Panasonic, the company that makes electric vehicle batteries for automakers like Tesla, has teamed up with Sila Nanotechnologies, a company based in California, to start producing silicon-based anodes for EV batteries. Currently, almost every EV uses a graphite-based anode and lithium batteries. Panasonic is trying to make the batteries 25 percent more efficient by density by 2031.
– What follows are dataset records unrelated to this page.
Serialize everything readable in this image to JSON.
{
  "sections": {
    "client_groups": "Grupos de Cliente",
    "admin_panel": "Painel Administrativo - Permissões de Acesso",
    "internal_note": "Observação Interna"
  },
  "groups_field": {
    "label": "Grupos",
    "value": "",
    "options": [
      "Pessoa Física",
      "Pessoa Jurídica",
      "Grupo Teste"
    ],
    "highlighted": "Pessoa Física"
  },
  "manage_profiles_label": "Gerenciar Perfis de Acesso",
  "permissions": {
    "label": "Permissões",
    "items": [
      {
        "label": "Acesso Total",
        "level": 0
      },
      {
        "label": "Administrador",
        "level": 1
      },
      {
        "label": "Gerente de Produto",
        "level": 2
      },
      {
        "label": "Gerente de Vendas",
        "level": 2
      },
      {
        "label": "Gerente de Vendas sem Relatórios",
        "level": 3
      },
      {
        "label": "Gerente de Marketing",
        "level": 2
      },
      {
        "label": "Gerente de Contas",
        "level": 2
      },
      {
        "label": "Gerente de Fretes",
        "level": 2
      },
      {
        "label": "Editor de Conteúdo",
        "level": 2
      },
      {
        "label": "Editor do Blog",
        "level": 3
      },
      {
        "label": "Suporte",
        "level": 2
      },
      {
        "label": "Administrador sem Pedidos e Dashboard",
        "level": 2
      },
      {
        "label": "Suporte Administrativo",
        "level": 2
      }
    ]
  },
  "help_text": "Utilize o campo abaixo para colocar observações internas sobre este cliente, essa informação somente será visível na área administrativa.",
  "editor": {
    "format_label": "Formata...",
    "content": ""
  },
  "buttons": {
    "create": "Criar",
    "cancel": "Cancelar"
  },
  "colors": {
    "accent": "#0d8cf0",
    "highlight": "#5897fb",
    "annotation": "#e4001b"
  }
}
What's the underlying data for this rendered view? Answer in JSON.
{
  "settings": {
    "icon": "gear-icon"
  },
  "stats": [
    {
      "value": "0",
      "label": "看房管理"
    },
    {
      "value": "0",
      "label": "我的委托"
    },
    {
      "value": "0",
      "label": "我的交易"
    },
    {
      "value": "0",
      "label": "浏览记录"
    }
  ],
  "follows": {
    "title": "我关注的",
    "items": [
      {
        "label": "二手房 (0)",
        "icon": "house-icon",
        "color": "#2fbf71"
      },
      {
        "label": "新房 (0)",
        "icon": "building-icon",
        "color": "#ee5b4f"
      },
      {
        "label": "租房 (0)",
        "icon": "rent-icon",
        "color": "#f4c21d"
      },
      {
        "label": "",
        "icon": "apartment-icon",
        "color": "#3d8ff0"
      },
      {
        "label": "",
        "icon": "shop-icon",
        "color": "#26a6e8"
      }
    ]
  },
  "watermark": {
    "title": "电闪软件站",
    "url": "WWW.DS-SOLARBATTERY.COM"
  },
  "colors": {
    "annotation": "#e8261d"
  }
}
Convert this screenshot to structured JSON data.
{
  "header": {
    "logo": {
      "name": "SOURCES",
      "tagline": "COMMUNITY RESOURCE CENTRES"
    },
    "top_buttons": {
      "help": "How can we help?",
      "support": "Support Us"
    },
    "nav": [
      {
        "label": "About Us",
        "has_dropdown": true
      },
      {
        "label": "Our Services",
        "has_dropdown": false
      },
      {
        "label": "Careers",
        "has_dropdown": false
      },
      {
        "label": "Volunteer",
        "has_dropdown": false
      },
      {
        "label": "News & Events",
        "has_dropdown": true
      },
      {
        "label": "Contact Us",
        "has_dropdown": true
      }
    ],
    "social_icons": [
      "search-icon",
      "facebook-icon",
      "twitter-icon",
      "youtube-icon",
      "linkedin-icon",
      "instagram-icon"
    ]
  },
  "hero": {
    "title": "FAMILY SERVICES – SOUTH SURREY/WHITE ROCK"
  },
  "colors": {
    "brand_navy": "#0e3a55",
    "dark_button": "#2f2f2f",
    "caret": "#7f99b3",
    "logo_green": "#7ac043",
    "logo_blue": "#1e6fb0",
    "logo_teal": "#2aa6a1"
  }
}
Using its new silicon-based battery architecture, EV batteries with Sila and Panasonic's technology could reportedly have a range of upwards of 500 miles and take as short as 10 minutes to charge, according to a report by Wired. Of course, there are always grounds to be skeptical when hearing about new and seemingly groundbreaking technology, especially in the EV industry where making lofty claims and failing or underperforming on the actual delivery is almost par for the course. Still, Sila has managed to get Mercedes-Benz onboard with silicon-based batteries, as the new 2025 G-Glass EV will reportedly use the technology.

Silicon-based future

Sila is calling it "Titan Silicon." To Wired, Gene Berdichevsky said: "Titan Silicon is a nanocomposite material. It's like raisin bread, where the raisins are the silicon, and there's the squishy matrix around the raisins with a big outer rind on the particle itself. The rind holds the space, and the bread moves aside when the raisins expand. The scaffold is not holding the silicon—it's accommodating the expansion." 

According to Panasonic, silicon-based batteries will allow upwards of 10 times the capacity of older lithium- and graphite-based batteries. If that comes to fruition anytime soon (and that's a big "if"), it can potentially change how EVs are perceived, driven, and charged. 

Currently, there are no concrete plans as to where or when this technology will hit the mainstream, aside from the upcoming Mercedes G-Class. However, in a press release, Panasonic says it's focusing its efforts on North America for EV battery production.